The nn.BCELoss is 118.65484619140625, but with my function it is 424.10596. I do not know why in some places I get the right answer and somewhere not.

Can you help on this ? @ptrblck @albanD

ptrblck · June 10, 2020, 5:36am

I’m not completely sure, what you are trying to achieve, but you might saturate the sigmoid function with high or low values as shown in this post.

NoobCoder · June 10, 2020, 5:46am

Thanks for your reply.

The reason I am doing all this is that after my model’s output, I have done some changes. The Pytorch is calculating the gradient, but the problem is that I have implemented that changes in another way and the value of gradient is different. (with the same initialization, same input and … ) Based on these, I think the Pytorch cannot calculate the gradient correctly, so I used autograd to define my backward too.

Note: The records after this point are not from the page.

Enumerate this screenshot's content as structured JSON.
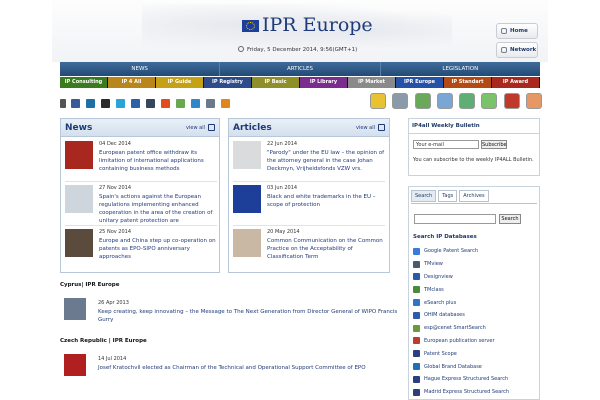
{
  "header": {
    "logo_text": "IPR Europe",
    "datetime": "Friday, 5 December 2014, 9:56(GMT+1)",
    "home_label": "Home",
    "network_label": "Network"
  },
  "nav": {
    "main": [
      "NEWS",
      "ARTICLES",
      "LEGISLATION"
    ],
    "sub": [
      {
        "label": "IP Consulting",
        "color": "#3a7b1f"
      },
      {
        "label": "IP 4 All",
        "color": "#b8861a"
      },
      {
        "label": "IP Guide",
        "color": "#c5a114"
      },
      {
        "label": "IP Registry",
        "color": "#2e4b8c"
      },
      {
        "label": "IP Basic",
        "color": "#8f8f2a"
      },
      {
        "label": "IP Library",
        "color": "#7a2d8f"
      },
      {
        "label": "IP Market",
        "color": "#8a8a8a"
      },
      {
        "label": "IPR Europe",
        "color": "#2552a8"
      },
      {
        "label": "IP Standart",
        "color": "#b34a14"
      },
      {
        "label": "IP Award",
        "color": "#a8281f"
      }
    ]
  },
  "social_icons": [
    "facebook-icon",
    "linkedin-icon",
    "delicious-icon",
    "twitter-icon",
    "digg-icon",
    "tumblr-icon",
    "stumble-icon",
    "share-icon",
    "email-icon",
    "print-icon",
    "rss-icon"
  ],
  "tool_icons": [
    {
      "name": "copyright-icon",
      "color": "#e8c233"
    },
    {
      "name": "magnifier-icon",
      "color": "#8a9aa8"
    },
    {
      "name": "trademark-icon",
      "color": "#6aa85a"
    },
    {
      "name": "patent-icon",
      "color": "#7aa6d6"
    },
    {
      "name": "design-cube-icon",
      "color": "#5fae74"
    },
    {
      "name": "globe-icon",
      "color": "#7ac36a"
    },
    {
      "name": "gear-icon",
      "color": "#c0392b"
    },
    {
      "name": "tools-icon",
      "color": "#e59866"
    }
  ],
  "news": {
    "title": "News",
    "viewall": "view all",
    "items": [
      {
        "date": "04 Dec 2014",
        "text": "European patent office withdraw its limitation of international applications containing business methods",
        "thumb": "#a8281f"
      },
      {
        "date": "27 Nov 2014",
        "text": "Spain's actions against the European regulations implementing enhanced cooperation in the area of the creation of unitary patent protection are",
        "thumb": "#cfd5dc"
      },
      {
        "date": "25 Nov 2014",
        "text": "Europe and China step up co-operation on patents as EPO-SIPO anniversary approaches",
        "thumb": "#5a4b3d"
      }
    ]
  },
  "articles": {
    "title": "Articles",
    "viewall": "view all",
    "items": [
      {
        "date": "22 Jun 2014",
        "text": "\"Parody\" under the EU law – the opinion of the attorney general in the case Johan Deckmyn, Vrijheidsfonds VZW vrs.",
        "thumb": "#d9dbdd"
      },
      {
        "date": "03 Jun 2014",
        "text": "Black and white trademarks in the EU – scope of protection",
        "thumb": "#1d3f9a"
      },
      {
        "date": "20 May 2014",
        "text": "Common Communication on the Common Practice on the Acceptability of Classification Term",
        "thumb": "#c9b8a3"
      }
    ]
  },
  "country_news": [
    {
      "country": "Cyprus| IPR Europe",
      "date": "26 Apr 2013",
      "text": "Keep creating, keep innovating – the Message to The Next Generation from Director General of WIPO Francis Gurry",
      "thumb": "#6b7a8f"
    },
    {
      "country": "Czech Republic | IPR Europe",
      "date": "14 Jul 2014",
      "text": "Josef Kratochvíl elected as Chairman of the Technical and Operational Support Committee of EPO",
      "thumb": "#b02020"
    }
  ],
  "bulletin": {
    "title": "IP4all Weekly Bulletin",
    "email_value": "Your e-mail",
    "subscribe": "Subscribe",
    "note": "You can subscribe to the weekly IP4ALL Bulletin."
  },
  "search": {
    "tabs": [
      "Search",
      "Tags",
      "Archives"
    ],
    "button": "Search",
    "db_title": "Search IP Databases",
    "databases": [
      {
        "label": "Google Patent Search",
        "color": "#3b7bd8"
      },
      {
        "label": "TMview",
        "color": "#4a5a6a"
      },
      {
        "label": "Designview",
        "color": "#2a5ba8"
      },
      {
        "label": "TMclass",
        "color": "#4b8a3a"
      },
      {
        "label": "eSearch plus",
        "color": "#2e74c8"
      },
      {
        "label": "OHIM databases",
        "color": "#2e5ca8"
      },
      {
        "label": "esp@cenet SmartSearch",
        "color": "#6a9a3a"
      },
      {
        "label": "European publication server",
        "color": "#c0392b"
      },
      {
        "label": "Patent Scope",
        "color": "#2c3e80"
      },
      {
        "label": "Global Brand Database",
        "color": "#1f6fb8"
      },
      {
        "label": "Hague Express Structured Search",
        "color": "#2c3e80"
      },
      {
        "label": "Madrid Express Structured Search",
        "color": "#2c3e80"
      }
    ]
  }
}
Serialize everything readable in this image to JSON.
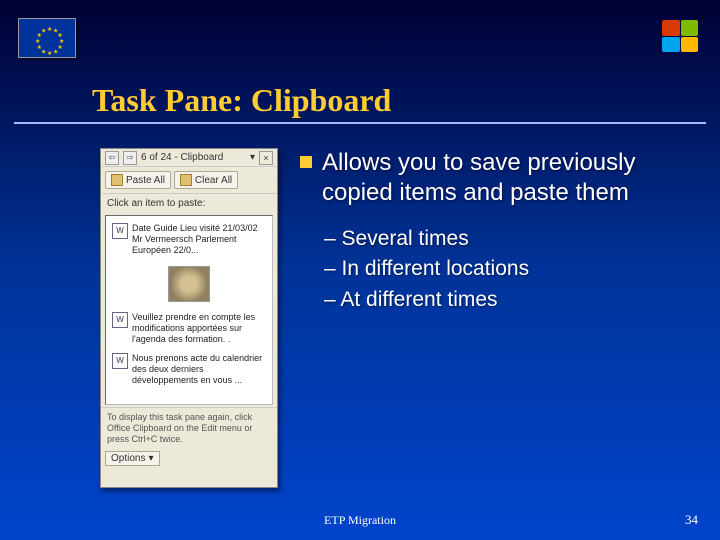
{
  "slide": {
    "title": "Task Pane: Clipboard",
    "footer": "ETP Migration",
    "page_number": "34"
  },
  "content": {
    "main_point": "Allows you to save previously copied items and paste them",
    "sub_points": [
      "– Several times",
      "– In different locations",
      "– At different times"
    ]
  },
  "taskpane": {
    "header_title": "6 of 24 - Clipboard",
    "paste_all_label": "Paste All",
    "clear_all_label": "Clear All",
    "click_hint": "Click an item to paste:",
    "items": [
      {
        "type": "text",
        "text": "Date Guide Lieu visité 21/03/02 Mr Vermeersch Parlement Européen 22/0..."
      },
      {
        "type": "image"
      },
      {
        "type": "text",
        "text": "Veuillez prendre en compte les modifications apportées sur l'agenda des formation. ."
      },
      {
        "type": "text",
        "text": "Nous prenons acte du calendrier des deux derniers développements en vous ..."
      }
    ],
    "tip": "To display this task pane again, click Office Clipboard on the Edit menu or press Ctrl+C twice.",
    "options_label": "Options"
  },
  "icons": {
    "word_glyph": "W",
    "dropdown_glyph": "▾",
    "close_glyph": "×",
    "back_glyph": "⇦",
    "fwd_glyph": "⇨"
  }
}
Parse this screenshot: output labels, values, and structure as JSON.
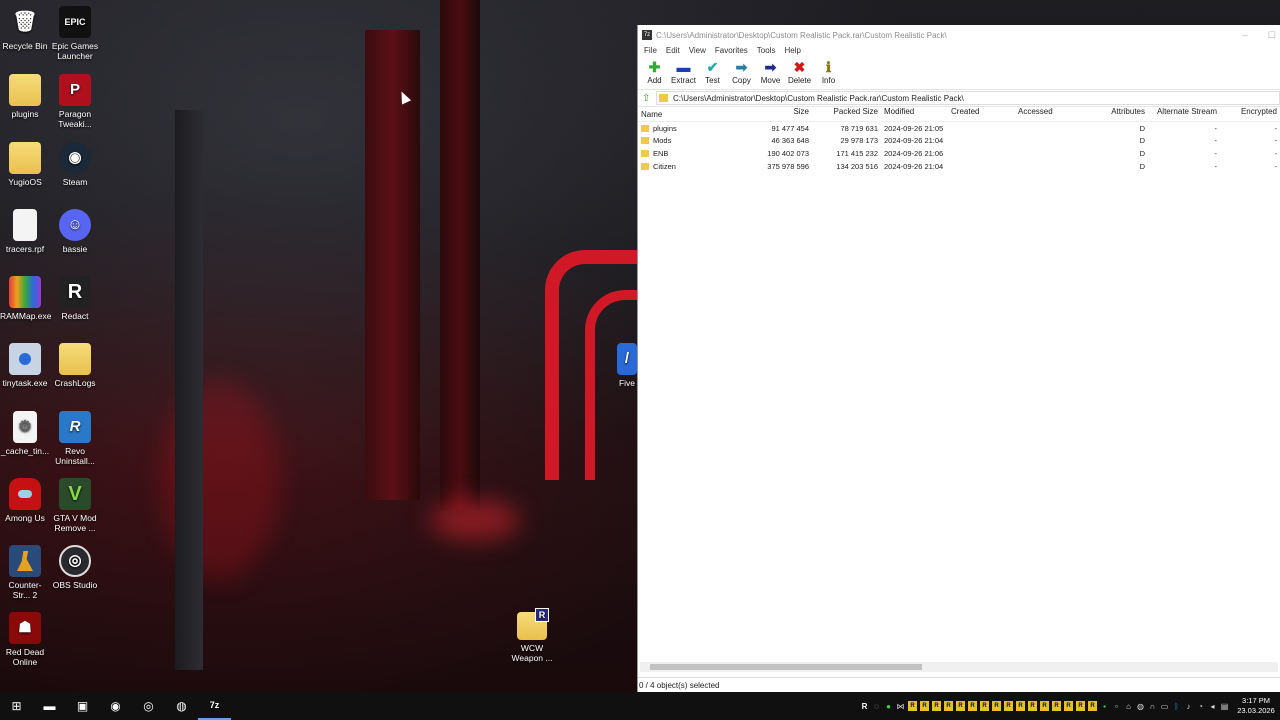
{
  "desktop": {
    "icons": [
      {
        "label": "Recycle Bin",
        "icon": "recycle-bin-icon"
      },
      {
        "label": "Epic Games Launcher",
        "icon": "epic-games-icon",
        "glyph": "EPIC"
      },
      {
        "label": "plugins",
        "icon": "folder-icon"
      },
      {
        "label": "Paragon Tweaki...",
        "icon": "paragon-icon",
        "glyph": "P"
      },
      {
        "label": "YugioOS",
        "icon": "folder-icon"
      },
      {
        "label": "Steam",
        "icon": "steam-icon"
      },
      {
        "label": "tracers.rpf",
        "icon": "file-icon"
      },
      {
        "label": "bassie",
        "icon": "discord-icon"
      },
      {
        "label": "RAMMap.exe",
        "icon": "rammap-icon"
      },
      {
        "label": "Redact",
        "icon": "redact-icon",
        "glyph": "R"
      },
      {
        "label": "tinytask.exe",
        "icon": "tinytask-icon"
      },
      {
        "label": "CrashLogs",
        "icon": "folder-icon"
      },
      {
        "label": "_cache_tin...",
        "icon": "file-gear-icon"
      },
      {
        "label": "Revo Uninstall...",
        "icon": "revo-icon",
        "glyph": "R"
      },
      {
        "label": "Among Us",
        "icon": "among-us-icon"
      },
      {
        "label": "GTA V Mod Remove ...",
        "icon": "gta-v-icon",
        "glyph": "V"
      },
      {
        "label": "Counter-Str... 2",
        "icon": "counter-strike-icon"
      },
      {
        "label": "OBS Studio",
        "icon": "obs-icon"
      },
      {
        "label": "Red Dead Online",
        "icon": "red-dead-icon"
      },
      {
        "label": "WCW Weapon ...",
        "icon": "rar-archive-icon",
        "glyph": "R"
      },
      {
        "label": "Five",
        "icon": "fivem-icon"
      }
    ]
  },
  "window": {
    "title": "C:\\Users\\Administrator\\Desktop\\Custom Realistic Pack.rar\\Custom Realistic Pack\\",
    "app_icon_label": "7z",
    "menu": [
      "File",
      "Edit",
      "View",
      "Favorites",
      "Tools",
      "Help"
    ],
    "toolbar": [
      {
        "label": "Add",
        "icon": "add-icon",
        "glyph": "✚",
        "color": "#2fae2f"
      },
      {
        "label": "Extract",
        "icon": "extract-icon",
        "glyph": "▬",
        "color": "#1d3fae"
      },
      {
        "label": "Test",
        "icon": "test-icon",
        "glyph": "✔",
        "color": "#2aa8a8"
      },
      {
        "label": "Copy",
        "icon": "copy-icon",
        "glyph": "➡",
        "color": "#2a7f9d"
      },
      {
        "label": "Move",
        "icon": "move-icon",
        "glyph": "➡",
        "color": "#1d2a8f"
      },
      {
        "label": "Delete",
        "icon": "delete-icon",
        "glyph": "✖",
        "color": "#d01818"
      },
      {
        "label": "Info",
        "icon": "info-icon",
        "glyph": "ℹ",
        "color": "#8a7a10"
      }
    ],
    "address": "C:\\Users\\Administrator\\Desktop\\Custom Realistic Pack.rar\\Custom Realistic Pack\\",
    "columns": {
      "name": "Name",
      "size": "Size",
      "packed": "Packed Size",
      "modified": "Modified",
      "created": "Created",
      "accessed": "Accessed",
      "attributes": "Attributes",
      "alt_stream": "Alternate Stream",
      "encrypted": "Encrypted"
    },
    "rows": [
      {
        "name": "plugins",
        "size": "91 477 454",
        "packed": "78 719 631",
        "modified": "2024-09-26 21:05",
        "created": "",
        "accessed": "",
        "attributes": "D",
        "alt_stream": "-",
        "encrypted": "-"
      },
      {
        "name": "Mods",
        "size": "46 363 648",
        "packed": "29 978 173",
        "modified": "2024-09-26 21:04",
        "created": "",
        "accessed": "",
        "attributes": "D",
        "alt_stream": "-",
        "encrypted": "-"
      },
      {
        "name": "ENB",
        "size": "190 402 073",
        "packed": "171 415 232",
        "modified": "2024-09-26 21:06",
        "created": "",
        "accessed": "",
        "attributes": "D",
        "alt_stream": "-",
        "encrypted": "-"
      },
      {
        "name": "Citizen",
        "size": "375 978 596",
        "packed": "134 203 516",
        "modified": "2024-09-26 21:04",
        "created": "",
        "accessed": "",
        "attributes": "D",
        "alt_stream": "-",
        "encrypted": "-"
      }
    ],
    "status": "0 / 4 object(s) selected"
  },
  "taskbar": {
    "apps": [
      {
        "name": "start-button",
        "glyph": "⊞"
      },
      {
        "name": "file-explorer-icon",
        "glyph": "▬"
      },
      {
        "name": "store-icon",
        "glyph": "▣"
      },
      {
        "name": "browser-icon",
        "glyph": "◉"
      },
      {
        "name": "obs-taskbar-icon",
        "glyph": "◎"
      },
      {
        "name": "chrome-icon",
        "glyph": "◍"
      },
      {
        "name": "7zip-taskbar-icon",
        "glyph": "7z"
      }
    ],
    "clock_time": "3:17 PM",
    "clock_date": "23.03.2026"
  }
}
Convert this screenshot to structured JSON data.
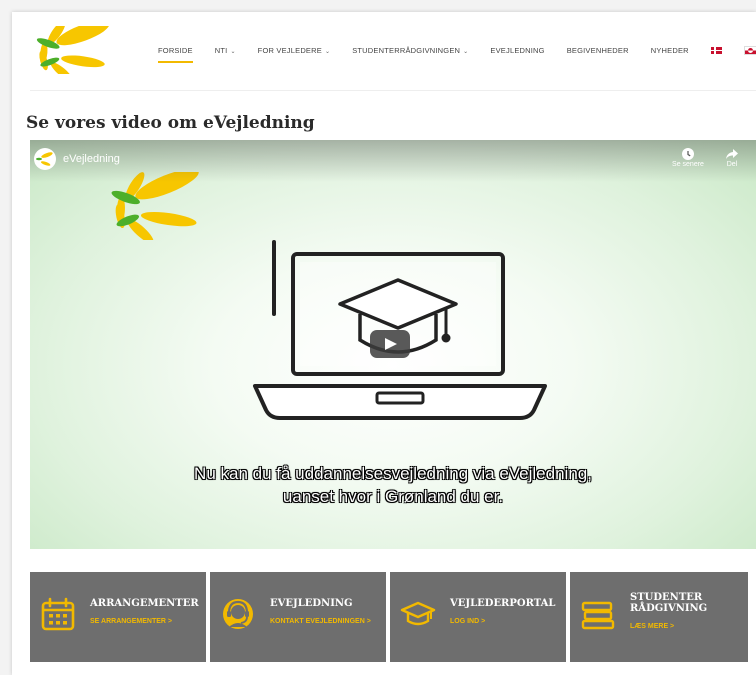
{
  "nav": {
    "items": [
      {
        "label": "FORSIDE",
        "dropdown": false
      },
      {
        "label": "NTI",
        "dropdown": true
      },
      {
        "label": "FOR VEJLEDERE",
        "dropdown": true
      },
      {
        "label": "STUDENTERRÅDGIVNINGEN",
        "dropdown": true
      },
      {
        "label": "EVEJLEDNING",
        "dropdown": false
      },
      {
        "label": "BEGIVENHEDER",
        "dropdown": false
      },
      {
        "label": "NYHEDER",
        "dropdown": false
      }
    ],
    "caret": "⌄"
  },
  "section_title": "Se vores video om eVejledning",
  "video": {
    "title": "eVejledning",
    "watch_later": "Se senere",
    "share": "Del",
    "subtitle_line1": "Nu kan du få uddannelsesvejledning via eVejledning,",
    "subtitle_line2": "uanset hvor i Grønland du er."
  },
  "tiles": [
    {
      "title": "ARRANGEMENTER",
      "link": "SE ARRANGEMENTER >"
    },
    {
      "title": "EVEJLEDNING",
      "link": "KONTAKT EVEJLEDNINGEN >"
    },
    {
      "title": "VEJLEDERPORTAL",
      "link": "LOG IND >"
    },
    {
      "title_line1": "STUDENTER",
      "title_line2": "RÅDGIVNING",
      "link": "LÆS MERE >"
    }
  ],
  "colors": {
    "accent": "#f2b900",
    "tile_bg": "#6e6e6e",
    "logo_yellow": "#f7c600",
    "logo_green": "#4caf2a"
  }
}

I am trying to check the BCELoss’s gradient and output. I have used sigmoid before these layers, but I do not think the problem is Sigmoid here.

I have x and y, and I am trying to compute the loss value and it’s gradient.

The loss value is same in 99% times, but the gradient is never same. I have out the code and the values that I am not getting in here.

In Pytorch implementation, is clamp-log is used for backward too? I mean is this statement right?

if the log(x) is smaller than -100, the gradient is zero
if the log(x) is bigger or equal than -100, the gradient is 1/x

If yes, why I am not getting the same gradient to compare to Pytorch?